Do not continue increasing tension indefinitely.
A different AFO or wider rehabilitation review may be required.
What if the Heel Lifts?
Heel lift may result from:
- Excessive traction
- Loose footwear
- An ankle restriction
- Incorrect cuff position
- The foot sliding forwards
- A brace that does not suit the presentation
A shoe-connected textile support relies on the footwear to help stabilise the heel.
Repeated heel movement requires reassessment rather than simply tightening the shoe and cuff.
What if the Foot Still Turns Inwards?
A textile traction system may not provide enough side-to-side control.
Stop and obtain advice if the person:
- Lands on the outer foot edge
- Rolls the ankle
- Develops pressure near an ankle bone
- Becomes less stable
- Requires the strap to be pulled strongly to one side
A more structured or custom-made AFO may be necessary.

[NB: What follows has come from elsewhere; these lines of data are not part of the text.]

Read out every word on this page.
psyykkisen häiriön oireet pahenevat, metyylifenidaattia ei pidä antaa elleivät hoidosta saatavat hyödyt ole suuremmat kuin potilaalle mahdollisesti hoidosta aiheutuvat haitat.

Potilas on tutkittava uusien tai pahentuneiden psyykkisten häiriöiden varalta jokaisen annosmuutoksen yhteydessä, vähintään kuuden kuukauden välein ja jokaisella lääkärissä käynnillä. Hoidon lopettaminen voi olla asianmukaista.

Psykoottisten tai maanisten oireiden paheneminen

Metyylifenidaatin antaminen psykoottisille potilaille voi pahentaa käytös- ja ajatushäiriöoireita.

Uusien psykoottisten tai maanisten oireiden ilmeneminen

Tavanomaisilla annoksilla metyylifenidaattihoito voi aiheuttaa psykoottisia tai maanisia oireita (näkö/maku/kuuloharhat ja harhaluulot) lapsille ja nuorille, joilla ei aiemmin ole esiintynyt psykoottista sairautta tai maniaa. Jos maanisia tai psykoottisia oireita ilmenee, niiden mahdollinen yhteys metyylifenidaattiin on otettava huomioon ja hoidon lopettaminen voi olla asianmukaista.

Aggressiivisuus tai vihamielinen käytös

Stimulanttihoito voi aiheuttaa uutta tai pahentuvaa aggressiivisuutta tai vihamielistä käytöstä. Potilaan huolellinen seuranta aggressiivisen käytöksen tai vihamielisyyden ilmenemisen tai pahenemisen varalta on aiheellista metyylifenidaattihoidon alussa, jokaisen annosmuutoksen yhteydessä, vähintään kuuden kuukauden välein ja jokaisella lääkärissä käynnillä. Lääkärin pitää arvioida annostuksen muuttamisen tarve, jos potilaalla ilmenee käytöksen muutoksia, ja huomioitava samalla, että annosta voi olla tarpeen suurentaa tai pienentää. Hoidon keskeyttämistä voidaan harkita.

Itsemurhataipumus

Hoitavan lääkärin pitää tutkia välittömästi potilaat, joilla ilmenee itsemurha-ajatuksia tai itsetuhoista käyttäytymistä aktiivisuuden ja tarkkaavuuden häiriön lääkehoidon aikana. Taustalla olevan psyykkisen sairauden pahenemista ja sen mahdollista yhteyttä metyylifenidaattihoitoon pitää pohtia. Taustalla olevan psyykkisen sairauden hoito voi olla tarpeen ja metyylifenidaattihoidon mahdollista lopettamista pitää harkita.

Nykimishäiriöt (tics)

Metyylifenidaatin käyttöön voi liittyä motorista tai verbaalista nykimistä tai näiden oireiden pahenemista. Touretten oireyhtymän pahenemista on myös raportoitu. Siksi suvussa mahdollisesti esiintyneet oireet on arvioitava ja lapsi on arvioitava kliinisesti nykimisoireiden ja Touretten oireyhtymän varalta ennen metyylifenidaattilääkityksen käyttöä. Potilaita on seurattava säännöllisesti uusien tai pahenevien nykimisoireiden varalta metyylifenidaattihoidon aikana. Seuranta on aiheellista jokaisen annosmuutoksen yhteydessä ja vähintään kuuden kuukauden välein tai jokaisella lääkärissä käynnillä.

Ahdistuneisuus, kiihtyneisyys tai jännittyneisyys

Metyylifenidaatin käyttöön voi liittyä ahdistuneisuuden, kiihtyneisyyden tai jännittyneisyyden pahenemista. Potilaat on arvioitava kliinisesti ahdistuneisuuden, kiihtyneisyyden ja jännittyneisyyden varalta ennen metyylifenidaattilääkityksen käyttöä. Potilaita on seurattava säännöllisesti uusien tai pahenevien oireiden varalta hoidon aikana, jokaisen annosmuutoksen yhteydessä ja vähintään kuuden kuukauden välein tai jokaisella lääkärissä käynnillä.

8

When Should the AFO Be Reviewed?
Arrange an orthotic or rehabilitation review if:
- Toe clearance remains poor
- Foot slap continues
- The brace rotates
- The heel lifts
- The foot turns strongly
- The knee gives way
- Knee hyperextension develops
- Spasticity changes
- The skin develops pressure
- The device becomes difficult to apply
- Arm function changes
- The person falls
- The brace is damaged
- Strength improves
- Walking goals change
Take:
- The AFO
- Regular socks
- Everyday footwear
- Walking aid
- Details of falls or near misses
- Photographs of skin marks
Can Stroke Foot Drop Become Permanent?
Yes.
Some people recover substantial ankle movement.
Others retain:
- Weakness
- Foot slap
- Spasticity
- Reduced sensation
- Ankle stiffness
- A long-term need for an AFO or FES
Permanent foot drop does not mean that walking cannot improve.

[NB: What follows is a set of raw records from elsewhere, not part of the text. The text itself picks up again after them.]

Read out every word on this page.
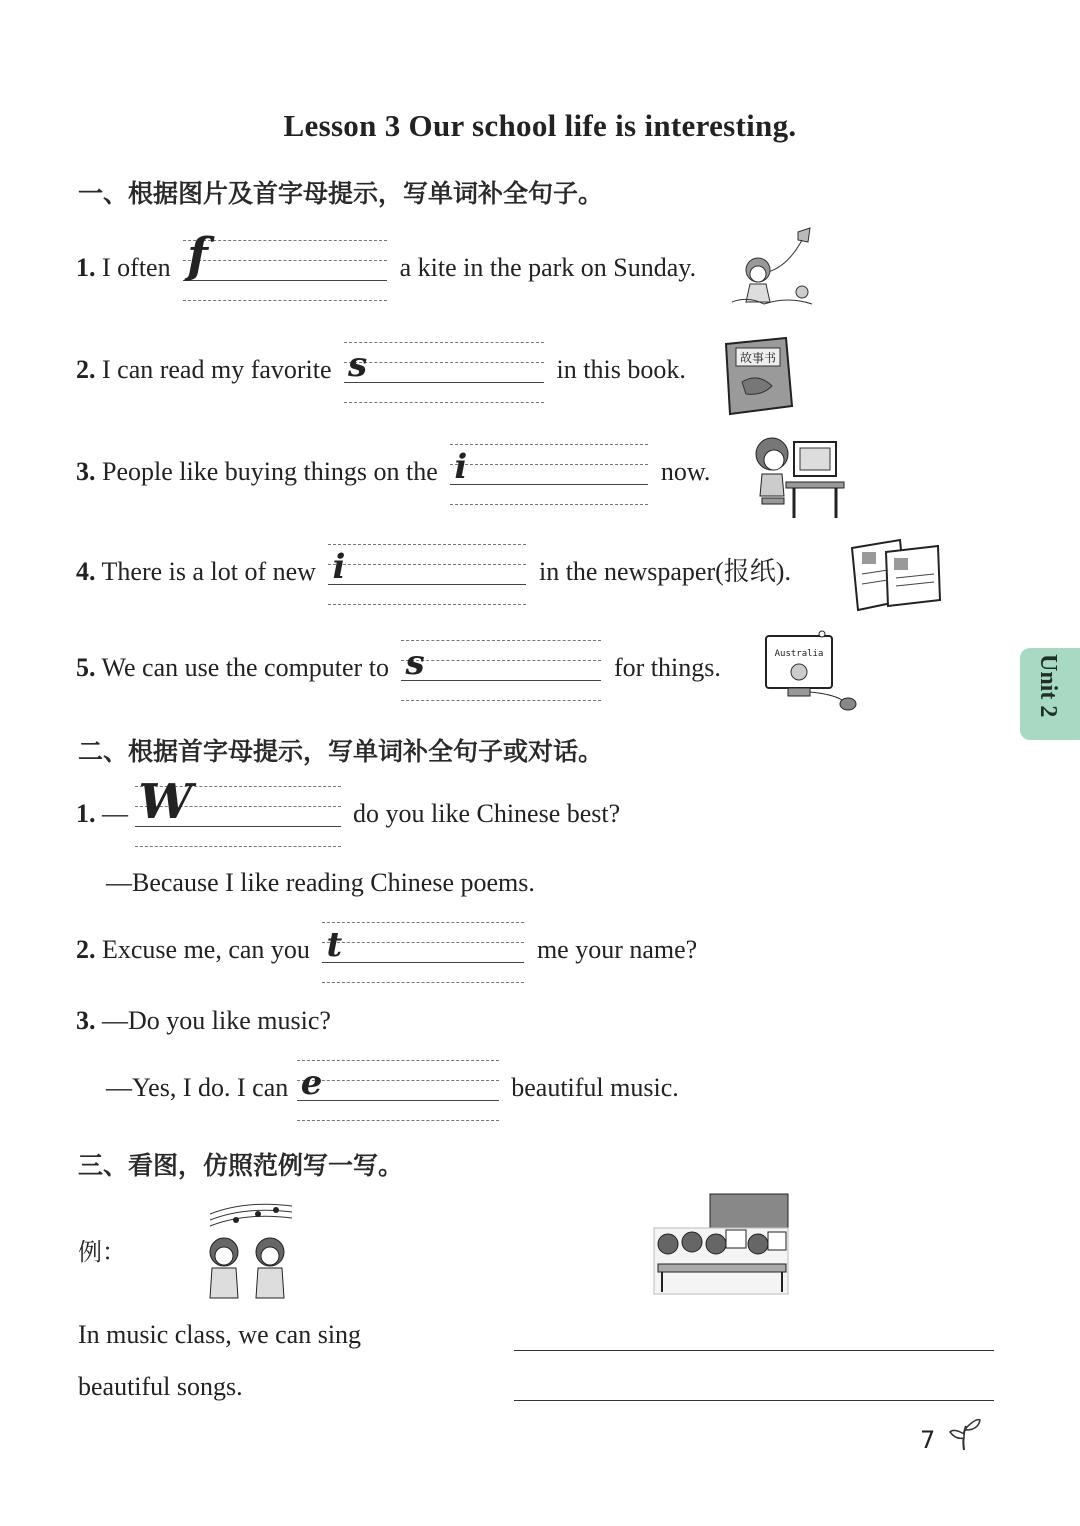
Lesson 3 Our school life is interesting.
一、根据图片及首字母提示，写单词补全句子。
1. I often f	a kite in the park on Sunday.
2. I can read my favorite s	in this book.
3. People like buying things on the i	now.
4. There is a lot of new i	in the newspaper(报纸).
5. We can use the computer to s	for things.
故事书
Australia	Unit 2
二、根据首字母提示，写单词补全句子或对话。
1. — W	do you like Chinese best?
—Because I like reading Chinese poems.
2. Excuse me, can you t	me your name?
3. —Do you like music?
—Yes, I do. I can e	beautiful music.
三、看图，仿照范例写一写。
例：
In music class, we can sing
beautiful songs.
7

Rehabilitation may still help through:
- Better equipment
- Strengthening
- Practice
- Falls prevention
- Improved fitness
- Environmental changes
- More suitable footwear
Does an AFO Prevent Recovery?
No.
An appropriately prescribed AFO supports function while the nervous system and person undergo rehabilitation.
It may allow:
- Safer practice
- More repetitions
- Longer walking
- Reduced fear
- Better alignment
- Greater participation
The therapist may also prescribe controlled movement without the brace during specific exercises.
The decision should be individual rather than based on a general rule that braces weaken the leg.
Can an AFO Cure Stroke Foot Drop?
No.
An AFO assists or controls the foot while it is being worn.
It does not:
- Repair damaged brain tissue
- Restore normal nerve signalling
- Cure spasticity
- Guarantee recovery
- Prevent another stroke
Stroke treatment and prevention may involve:
- Rehabilitation
- Medication
- Blood-pressure management
- Cholesterol management
- Diabetes management
- Antiplatelet or anticoagulant treatment where prescribed
- Lifestyle changes
- Ongoing medical follow-up
The AFO addresses mobility rather than the underlying vascular cause.
Simple Stroke Foot-Drop Checklist
Ask the rehabilitation team to review the foot if you notice:
- Toe dragging
- Foot slap
- High stepping
- The leg swinging outwards
- The foot turning inwards
- Toe curling
- Heel lift
- Ankle stiffness
- Knee collapse
- Knee hyperextension
- Repeated trips
- Reduced confidence
- Increasing fatigue
- Difficulty applying the brace
- Pressure marks
- A change in walking
Before using the AFO:
- Check the skin
- Check the cuff
- Check every strap
- Check the footwear attachment
- Check the shoe
- Fit it while seated
- Use the correct side
- Remove strap twists
- Use moderate tension
- Stand with support
- Test it over a short distance
After use:
- Remove it while seated
- Inspect the skin
- Check for swelling
- Check the product for damage
- Report repeated problems
When Is New Weakness an Emergency?
Call 999 immediately for sudden:
- Facial drooping
- Arm weakness
- Speech difficulty
- One-sided body weakness or numbness
- Loss of vision
- Confusion
- Dizziness
- A sudden fall
- Severe headache
Do this even when:
- The person has had a previous stroke
- Only one symptom is obvious
- The symptoms improve
- The weakness seems mild
- The person believes it is fatigue
Stroke symptoms require urgent treatment.